See also: NTT DC REIT, largest SGX IPO this year, is worth US$1.20, says DBS
Citing multiple growth drivers for FY2026, CGS International analysts have become even more bullish, with a revised target price of $12.71, up from $10.23, surpassing JP Morgan’s $12.50. They see upside from steady fund management growth, upcoming deals involving REITs and trusts, the Bifrost subsea cable system, as well as earnings contributions from new power-generating assets, specifically the new 600MW Sakra plant.

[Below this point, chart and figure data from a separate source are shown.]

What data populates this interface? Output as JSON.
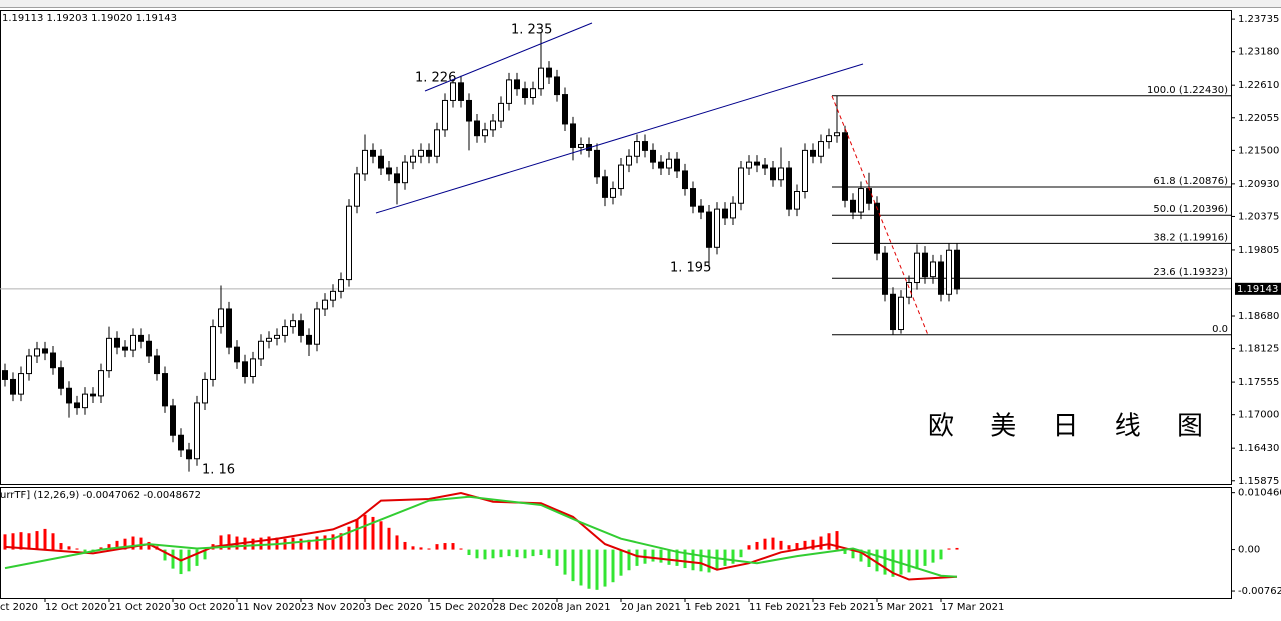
{
  "chart_data": [
    {
      "type": "candlestick",
      "ohlc_text": "1.19113 1.19203 1.19020 1.19143",
      "title": "欧 美 日 线 图",
      "annotations": [
        "1. 235",
        "1. 226",
        "1. 195",
        "1. 16"
      ],
      "up_color": "#ffffff",
      "down_color": "#000000",
      "open": [
        1.1775,
        1.176,
        1.1735,
        1.177,
        1.18,
        1.1812,
        1.1805,
        1.178,
        1.1745,
        1.172,
        1.1712,
        1.1735,
        1.1732,
        1.1775,
        1.183,
        1.1815,
        1.181,
        1.1835,
        1.1825,
        1.18,
        1.177,
        1.1715,
        1.1665,
        1.164,
        1.1625,
        1.172,
        1.176,
        1.185,
        1.188,
        1.1815,
        1.179,
        1.1765,
        1.1795,
        1.1825,
        1.183,
        1.1835,
        1.185,
        1.186,
        1.1835,
        1.182,
        1.188,
        1.1895,
        1.191,
        1.193,
        1.2055,
        1.211,
        1.215,
        1.214,
        1.212,
        1.211,
        1.2095,
        1.213,
        1.214,
        1.215,
        1.214,
        1.2185,
        1.2235,
        1.2265,
        1.2235,
        1.22,
        1.2175,
        1.2185,
        1.22,
        1.223,
        1.227,
        1.2255,
        1.224,
        1.2255,
        1.229,
        1.2275,
        1.2245,
        1.2195,
        1.2155,
        1.216,
        1.215,
        1.2105,
        1.207,
        1.2085,
        1.2125,
        1.214,
        1.2165,
        1.215,
        1.213,
        1.212,
        1.2135,
        1.2115,
        1.2085,
        1.2055,
        1.2045,
        1.1985,
        1.205,
        1.2035,
        1.206,
        1.212,
        1.213,
        1.2125,
        1.212,
        1.21,
        1.212,
        1.205,
        1.208,
        1.215,
        1.214,
        1.2165,
        1.2175,
        1.218,
        1.2065,
        1.2045,
        1.2085,
        1.206,
        1.1975,
        1.1905,
        1.1845,
        1.19,
        1.1925,
        1.1975,
        1.1935,
        1.196,
        1.1905,
        1.198
      ],
      "high": [
        1.1787,
        1.1772,
        1.1782,
        1.1812,
        1.1824,
        1.1824,
        1.1817,
        1.1792,
        1.1757,
        1.1732,
        1.1747,
        1.1747,
        1.1787,
        1.185,
        1.1842,
        1.1827,
        1.1847,
        1.1847,
        1.1837,
        1.1812,
        1.1782,
        1.1727,
        1.1677,
        1.1652,
        1.1732,
        1.1772,
        1.1862,
        1.192,
        1.1892,
        1.1827,
        1.1802,
        1.1807,
        1.1837,
        1.1842,
        1.1847,
        1.1862,
        1.1872,
        1.1872,
        1.1847,
        1.1892,
        1.1907,
        1.1922,
        1.1942,
        1.2067,
        1.2122,
        1.2177,
        1.2162,
        1.2152,
        1.2132,
        1.2122,
        1.2142,
        1.2152,
        1.2162,
        1.2162,
        1.2197,
        1.2247,
        1.227,
        1.2277,
        1.2247,
        1.2212,
        1.2197,
        1.2212,
        1.2242,
        1.2282,
        1.2282,
        1.2267,
        1.2267,
        1.235,
        1.2302,
        1.2287,
        1.2257,
        1.2207,
        1.2172,
        1.2172,
        1.2162,
        1.2117,
        1.2097,
        1.2137,
        1.2152,
        1.2177,
        1.2177,
        1.2162,
        1.2142,
        1.2147,
        1.2147,
        1.2127,
        1.2097,
        1.2067,
        1.2057,
        1.2062,
        1.2062,
        1.2072,
        1.2132,
        1.2142,
        1.2142,
        1.2137,
        1.2132,
        1.2155,
        1.2132,
        1.2092,
        1.2162,
        1.2162,
        1.2177,
        1.2187,
        1.2243,
        1.2192,
        1.2077,
        1.2097,
        1.2112,
        1.2072,
        1.1987,
        1.1917,
        1.1912,
        1.1937,
        1.199,
        1.1987,
        1.1972,
        1.1972,
        1.1992,
        1.1992
      ],
      "low": [
        1.1748,
        1.1723,
        1.1723,
        1.1758,
        1.1788,
        1.1793,
        1.1768,
        1.1733,
        1.1695,
        1.17,
        1.17,
        1.172,
        1.172,
        1.1763,
        1.1803,
        1.1798,
        1.1798,
        1.1813,
        1.1788,
        1.1758,
        1.1703,
        1.1653,
        1.1628,
        1.1603,
        1.1613,
        1.1708,
        1.1748,
        1.1838,
        1.1803,
        1.1778,
        1.1753,
        1.1753,
        1.1783,
        1.1813,
        1.1818,
        1.1823,
        1.1838,
        1.1823,
        1.18,
        1.1808,
        1.1868,
        1.1883,
        1.1898,
        1.1918,
        1.2043,
        1.2098,
        1.2128,
        1.2108,
        1.2098,
        1.2058,
        1.2083,
        1.2118,
        1.2128,
        1.2128,
        1.2128,
        1.2173,
        1.2223,
        1.2223,
        1.215,
        1.2163,
        1.2163,
        1.2173,
        1.2188,
        1.2218,
        1.2243,
        1.2228,
        1.2228,
        1.2243,
        1.2263,
        1.2233,
        1.2183,
        1.2133,
        1.2143,
        1.2138,
        1.2093,
        1.2055,
        1.2058,
        1.2073,
        1.2113,
        1.2128,
        1.2138,
        1.2118,
        1.2108,
        1.2108,
        1.2103,
        1.2073,
        1.2043,
        1.2033,
        1.1952,
        1.1973,
        1.2023,
        1.2023,
        1.2048,
        1.2108,
        1.2113,
        1.2108,
        1.2088,
        1.2088,
        1.2038,
        1.2038,
        1.2068,
        1.2128,
        1.2128,
        1.2153,
        1.2163,
        1.2053,
        1.2033,
        1.2033,
        1.2048,
        1.1963,
        1.1893,
        1.1836,
        1.1838,
        1.1888,
        1.1913,
        1.1923,
        1.1923,
        1.1893,
        1.1893,
        1.1905
      ],
      "close": [
        1.176,
        1.1735,
        1.177,
        1.18,
        1.1812,
        1.1805,
        1.178,
        1.1745,
        1.172,
        1.1712,
        1.1735,
        1.1732,
        1.1775,
        1.183,
        1.1815,
        1.181,
        1.1835,
        1.1825,
        1.18,
        1.177,
        1.1715,
        1.1665,
        1.164,
        1.1625,
        1.172,
        1.176,
        1.185,
        1.188,
        1.1815,
        1.179,
        1.1765,
        1.1795,
        1.1825,
        1.183,
        1.1835,
        1.185,
        1.186,
        1.1835,
        1.182,
        1.188,
        1.1895,
        1.191,
        1.193,
        1.2055,
        1.211,
        1.215,
        1.214,
        1.212,
        1.211,
        1.2095,
        1.213,
        1.214,
        1.215,
        1.214,
        1.2185,
        1.2235,
        1.2265,
        1.2235,
        1.22,
        1.2175,
        1.2185,
        1.22,
        1.223,
        1.227,
        1.2255,
        1.224,
        1.2255,
        1.229,
        1.2275,
        1.2245,
        1.2195,
        1.2155,
        1.216,
        1.215,
        1.2105,
        1.207,
        1.2085,
        1.2125,
        1.214,
        1.2165,
        1.215,
        1.213,
        1.212,
        1.2135,
        1.2115,
        1.2085,
        1.2055,
        1.2045,
        1.1985,
        1.205,
        1.2035,
        1.206,
        1.212,
        1.213,
        1.2125,
        1.212,
        1.21,
        1.212,
        1.205,
        1.208,
        1.215,
        1.214,
        1.2165,
        1.2175,
        1.218,
        1.2065,
        1.2045,
        1.2085,
        1.206,
        1.1975,
        1.1905,
        1.1845,
        1.19,
        1.1925,
        1.1975,
        1.1935,
        1.196,
        1.1905,
        1.198,
        1.1914
      ],
      "current_price": 1.19143,
      "xlim": [
        -0.625,
        153.25
      ],
      "xticks": [
        {
          "value": -3,
          "label": "ct 2020"
        },
        {
          "value": 5,
          "label": "12 Oct 2020"
        },
        {
          "value": 13,
          "label": "21 Oct 2020"
        },
        {
          "value": 21,
          "label": "30 Oct 2020"
        },
        {
          "value": 29,
          "label": "11 Nov 2020"
        },
        {
          "value": 37,
          "label": "23 Nov 2020"
        },
        {
          "value": 45,
          "label": "3 Dec 2020"
        },
        {
          "value": 53,
          "label": "15 Dec 2020"
        },
        {
          "value": 61,
          "label": "28 Dec 2020"
        },
        {
          "value": 69,
          "label": "8 Jan 2021"
        },
        {
          "value": 77,
          "label": "20 Jan 2021"
        },
        {
          "value": 85,
          "label": "1 Feb 2021"
        },
        {
          "value": 93,
          "label": "11 Feb 2021"
        },
        {
          "value": 101,
          "label": "23 Feb 2021"
        },
        {
          "value": 109,
          "label": "5 Mar 2021"
        },
        {
          "value": 117,
          "label": "17 Mar 2021"
        }
      ],
      "ylim": [
        1.1582,
        1.2389
      ],
      "yticks": [
        1.23735,
        {
          "value": 1.2318,
          "label": "1.23180"
        },
        {
          "value": 1.2261,
          "label": "1.22610"
        },
        1.22055,
        {
          "value": 1.215,
          "label": "1.21500"
        },
        {
          "value": 1.2093,
          "label": "1.20930"
        },
        1.20375,
        1.19805,
        {
          "value": 1.1868,
          "label": "1.18680"
        },
        1.18125,
        1.17555,
        {
          "value": 1.17,
          "label": "1.17000"
        },
        {
          "value": 1.1643,
          "label": "1.16430"
        },
        1.15875
      ],
      "fib_levels": [
        {
          "label": "100.0  (1.22430)",
          "value": 1.2243
        },
        {
          "label": "61.8  (1.20876)",
          "value": 1.20876
        },
        {
          "label": "50.0  (1.20396)",
          "value": 1.20396
        },
        {
          "label": "38.2  (1.19916)",
          "value": 1.19916
        },
        {
          "label": "23.6  (1.19323)",
          "value": 1.19323
        },
        {
          "label": "0.0",
          "value": 1.1836
        }
      ]
    },
    {
      "type": "macd",
      "label": "urrTF] (12,26,9) -0.0047062 -0.0048672",
      "up_color": "#ff0000",
      "down_color": "#33e533",
      "values": [
        0.0028,
        0.003,
        0.0032,
        0.003,
        0.0034,
        0.0038,
        0.003,
        0.0012,
        0.0006,
        0.0002,
        -0.0004,
        -0.0003,
        0.0004,
        0.001,
        0.0016,
        0.002,
        0.0024,
        0.0022,
        0.0014,
        0.0006,
        -0.002,
        -0.0035,
        -0.0045,
        -0.004,
        -0.003,
        -0.0018,
        0.001,
        0.0026,
        0.0028,
        0.0024,
        0.0022,
        0.002,
        0.0022,
        0.0024,
        0.0022,
        0.002,
        0.0022,
        0.002,
        0.0018,
        0.0024,
        0.0026,
        0.0028,
        0.003,
        0.0042,
        0.0056,
        0.0064,
        0.006,
        0.0052,
        0.004,
        0.0026,
        0.0014,
        0.0006,
        0.0004,
        0.0002,
        0.001,
        0.0012,
        0.0012,
        0.0002,
        -0.001,
        -0.0016,
        -0.0018,
        -0.0016,
        -0.0014,
        -0.0012,
        -0.0014,
        -0.0016,
        -0.0012,
        -0.001,
        -0.0016,
        -0.003,
        -0.0046,
        -0.0058,
        -0.0066,
        -0.0072,
        -0.0074,
        -0.0068,
        -0.006,
        -0.0048,
        -0.0038,
        -0.003,
        -0.0026,
        -0.0022,
        -0.0024,
        -0.0028,
        -0.003,
        -0.0034,
        -0.0038,
        -0.004,
        -0.0042,
        -0.0036,
        -0.003,
        -0.0026,
        -0.0014,
        0.0008,
        0.0014,
        0.002,
        0.0022,
        0.0016,
        0.0008,
        0.0012,
        0.0016,
        0.0018,
        0.0024,
        0.003,
        0.0034,
        -0.0008,
        -0.0016,
        -0.0022,
        -0.0032,
        -0.004,
        -0.0046,
        -0.005,
        -0.0046,
        -0.0042,
        -0.0036,
        -0.003,
        -0.0024,
        -0.0018,
        0.0002,
        0.0003
      ],
      "series": [
        {
          "color": "#e00000",
          "x": [
            0,
            11,
            18,
            22,
            26,
            34,
            41,
            44,
            47,
            53,
            57,
            61,
            67,
            71,
            75,
            79,
            87,
            89,
            93,
            97,
            103,
            107,
            111,
            113,
            119
          ],
          "values": [
            0.0005,
            -0.0007,
            0.001,
            -0.002,
            0.0005,
            0.002,
            0.0037,
            0.0055,
            0.009,
            0.0093,
            0.0104,
            0.0088,
            0.0085,
            0.006,
            0.001,
            -0.0012,
            -0.0025,
            -0.0037,
            -0.0025,
            -0.0005,
            0.001,
            -0.0005,
            -0.0043,
            -0.0055,
            -0.005
          ]
        },
        {
          "color": "#32cd32",
          "x": [
            0,
            12,
            18,
            24,
            34,
            41,
            47,
            53,
            58,
            67,
            72,
            77,
            84,
            89,
            94,
            99,
            106,
            112,
            117,
            119
          ],
          "values": [
            -0.0034,
            0.0,
            0.001,
            0.0002,
            0.001,
            0.002,
            0.0055,
            0.009,
            0.0097,
            0.0082,
            0.005,
            0.002,
            -0.0004,
            -0.0016,
            -0.0025,
            -0.0012,
            0.0002,
            -0.0025,
            -0.0048,
            -0.005
          ]
        }
      ],
      "ylim": [
        -0.0089,
        0.0115
      ],
      "yticks": [
        {
          "value": 0.01046,
          "label": "0.010460"
        },
        {
          "value": 0,
          "label": "0.00"
        },
        {
          "value": -0.007621,
          "label": "-0.007621"
        }
      ]
    }
  ]
}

At the briefing, Keppel flags an earnings profile that is increasingly stable and recurring and that it is committed to a “steady and sustainable” dividend strategy, while staying mindful of prudent capital allocation to support growth. Some of the proceeds from its divestments will be distributed as dividends to shareholders. “We do understand that our shareholders are not just looking at our share price increasing, but also looking at dividends and cash returns, and we will continue to drive total shareholder returns,” says CEO Loh Chin Hua.
However, Loh has stopped short of committing to a dividend range. That has not stopped analysts from projecting a bigger payout, taking into consideration bumper proceeds from the sale of M1.
See also: Interparfums: Follow the scent of money
For example, Adrian Loh of UOB Kay Hian, who has raised his target price from $10.85 to $11.70, has made a “prudent” assumption that 25% of the $2.35 billion in divestments announced year to date will be paid out as dividends of 32 cents per share. This will bring the full-year FY2025 payout to 47 cents, including 15 cents already paid for the interim. In contrast, Keppel paid a total of 34 cents for FY2024.
Similarly, with better-than-expected profitability, plus the sale of M1, JP Morgan analysts say there is potential “upside risk” that Keppel will pay a dividend higher than the 34 cents per share they are currently projecting.
Going nuclear?
Meanwhile, Keppel is pushing ahead with its asset monetisation strategy, which goes hand in hand with its overall capital management initiatives and its investments in new growth areas, including power and digital infrastructure.
Loh of UOB Kay Hian notes that Keppel’s target to monetise assets worth between $10 to $12 billion by 2026 is a target that can be easily met, and citing the management, he says the bigger target for the market to look forward to is the larger non-core portfolio of $14.4 billion by 2030.
Concurrently, Keppel has been seeking to deliver better returns for its shareholders. In July, the company introduced a $500 million share buyback programme, and thus far, around $92.6 million has been repurchased.
The company, having operated critical infrastructure systems of Singapore for decades, is presumably keen to do so for the long term. At the briefing, Keppel was asked if it has a role in the government’s ongoing study of the feasibility of nuclear power and the capabilities it might already possess in this field.\
In response, Loh points out that Keppel, as a key player in this sector, has led several “pathfinder projects” in ammonia, hydrogen and the import of energy. “I think the government’s stance on nuclear is very interesting to us. We will keep abreast of the developments and make sure that when the time comes, Keppel can play a useful part in helping the government go into nuclear power.”